Su madre irrumpió de pronto en el salón.
-No te estarás creyendo todo ese cuento -afirmó indignada-
David se volvió hacia ella deseando abofetearla.
-Es la verdad, mamá -se quejó tratando de rescatar toda la inocencia en su voz de la que era capaz, a pesar de la furia que sentía en aquellos momentos hacia ella-.
-Sé perfectamente cuándo miente mi hijo, Marisa, y ahora no lo está haciendo -sentenció su padre, levantándose del sofá-.
David respiró triunfal. Su madre continuaba desafiante en el umbral de la puerta, mirando con desaprobación a ambos.

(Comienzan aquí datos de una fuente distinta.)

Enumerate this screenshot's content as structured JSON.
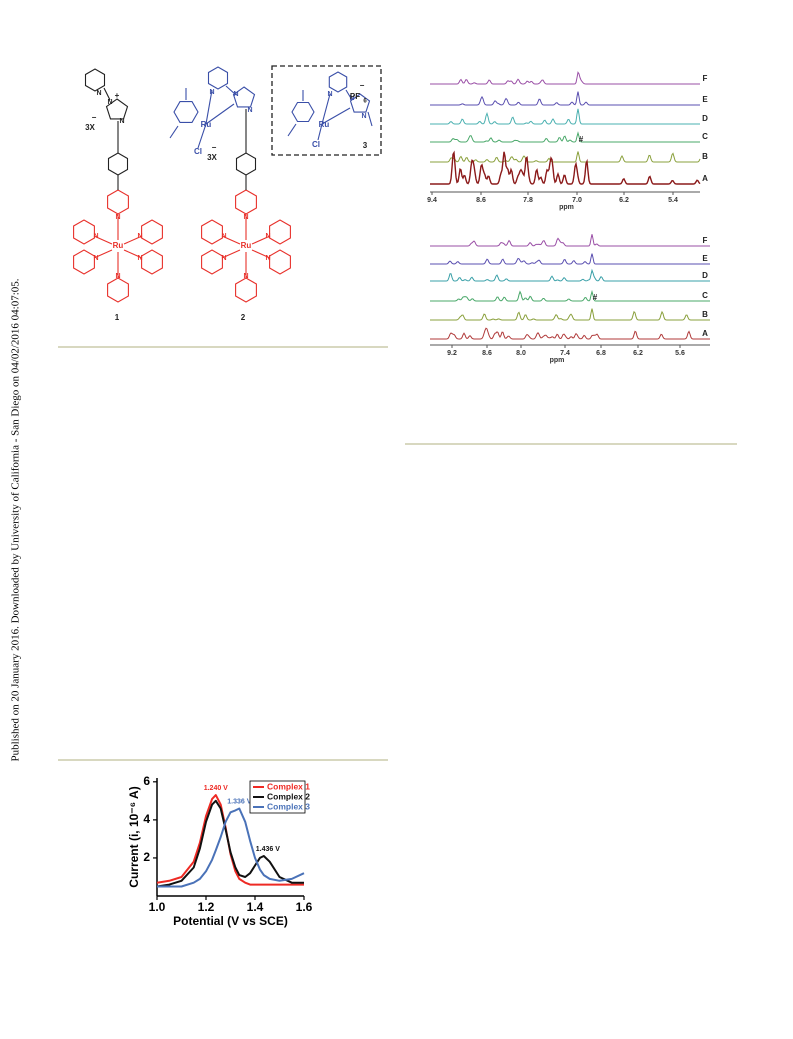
{
  "sidebar": {
    "text": "Published on 20 January 2016. Downloaded by University of California - San Diego on 04/02/2016 04:07:05."
  },
  "structures": {
    "atom_n": "N",
    "metal": "Ru",
    "chloride": "Cl",
    "counterion": "3X",
    "charge_minus": "−",
    "charge_plus": "+",
    "pf6": "PF",
    "pf6_sub": "6",
    "methyl": "N",
    "compound_labels": [
      "1",
      "2",
      "3"
    ]
  },
  "nmr_top": {
    "trace_labels": [
      "F",
      "E",
      "D",
      "C",
      "B",
      "A"
    ],
    "xticks": [
      "9.4",
      "8.6",
      "7.8",
      "7.0",
      "6.2",
      "5.4"
    ],
    "axis_label": "ppm",
    "marker": "#"
  },
  "nmr_bottom": {
    "trace_labels": [
      "F",
      "E",
      "D",
      "C",
      "B",
      "A"
    ],
    "xticks": [
      "9.2",
      "8.6",
      "8.0",
      "7.4",
      "6.8",
      "6.2",
      "5.6"
    ],
    "axis_label": "ppm",
    "marker": "#"
  },
  "chart_data": {
    "type": "line",
    "xlabel": "Potential (V vs SCE)",
    "ylabel": "Current (i, 10⁻⁶ A)",
    "x": [
      1.0,
      1.05,
      1.1,
      1.15,
      1.175,
      1.2,
      1.225,
      1.24,
      1.26,
      1.28,
      1.3,
      1.32,
      1.336,
      1.36,
      1.38,
      1.4,
      1.42,
      1.436,
      1.46,
      1.5,
      1.55,
      1.6
    ],
    "series": [
      {
        "name": "Complex 1",
        "color": "#ee2a24",
        "values": [
          0.7,
          0.8,
          1.0,
          1.8,
          2.8,
          4.2,
          5.1,
          5.3,
          4.8,
          3.6,
          2.2,
          1.3,
          0.9,
          0.7,
          0.6,
          0.6,
          0.6,
          0.6,
          0.6,
          0.6,
          0.6,
          0.6
        ]
      },
      {
        "name": "Complex 2",
        "color": "#111111",
        "values": [
          0.5,
          0.6,
          0.8,
          1.5,
          2.5,
          3.9,
          4.8,
          5.0,
          4.6,
          3.5,
          2.3,
          1.5,
          1.1,
          1.0,
          1.2,
          1.6,
          2.0,
          2.1,
          1.8,
          1.0,
          0.7,
          0.7
        ]
      },
      {
        "name": "Complex 3",
        "color": "#4a72b8",
        "values": [
          0.5,
          0.5,
          0.5,
          0.7,
          0.9,
          1.3,
          1.9,
          2.4,
          3.1,
          3.9,
          4.4,
          4.5,
          4.6,
          3.9,
          2.9,
          2.0,
          1.4,
          1.1,
          0.9,
          0.8,
          0.9,
          1.2
        ]
      }
    ],
    "annotations": [
      "1.240 V",
      "1.336 V",
      "1.436 V"
    ],
    "xlim": [
      1.0,
      1.6
    ],
    "ylim": [
      0.0,
      6.2
    ],
    "xticks": [
      {
        "value": 1.0,
        "label": "1.0"
      },
      1.2,
      1.4,
      1.6
    ],
    "yticks": [
      2,
      4,
      6
    ],
    "legend": "upper right"
  }
}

-No sería la primera vez que nos engaña -dijo al fin-.
Pero la mirada de su marido congeló el resto de sus palabras y supo que había llegado el momento de abandonar. No iba a discutir y enzarzarse en una pelea que sabía que tenía perdida de antemano. David se levantó y se acercó a ella.
-Dame un voto de confianza, mami -musitó besando su mejilla. Aquel gesto de cariño, tan poco frecuente hacia ella, la desarmó-. Te lo demostraré con las notas, confía en mí...
David salió de la habitación temiendo que no pudiese permanecer allí más tiempo sin soltar una carcajada. Le sorprendía lo sencillo que había sido. Una vez más se había salido con la suya.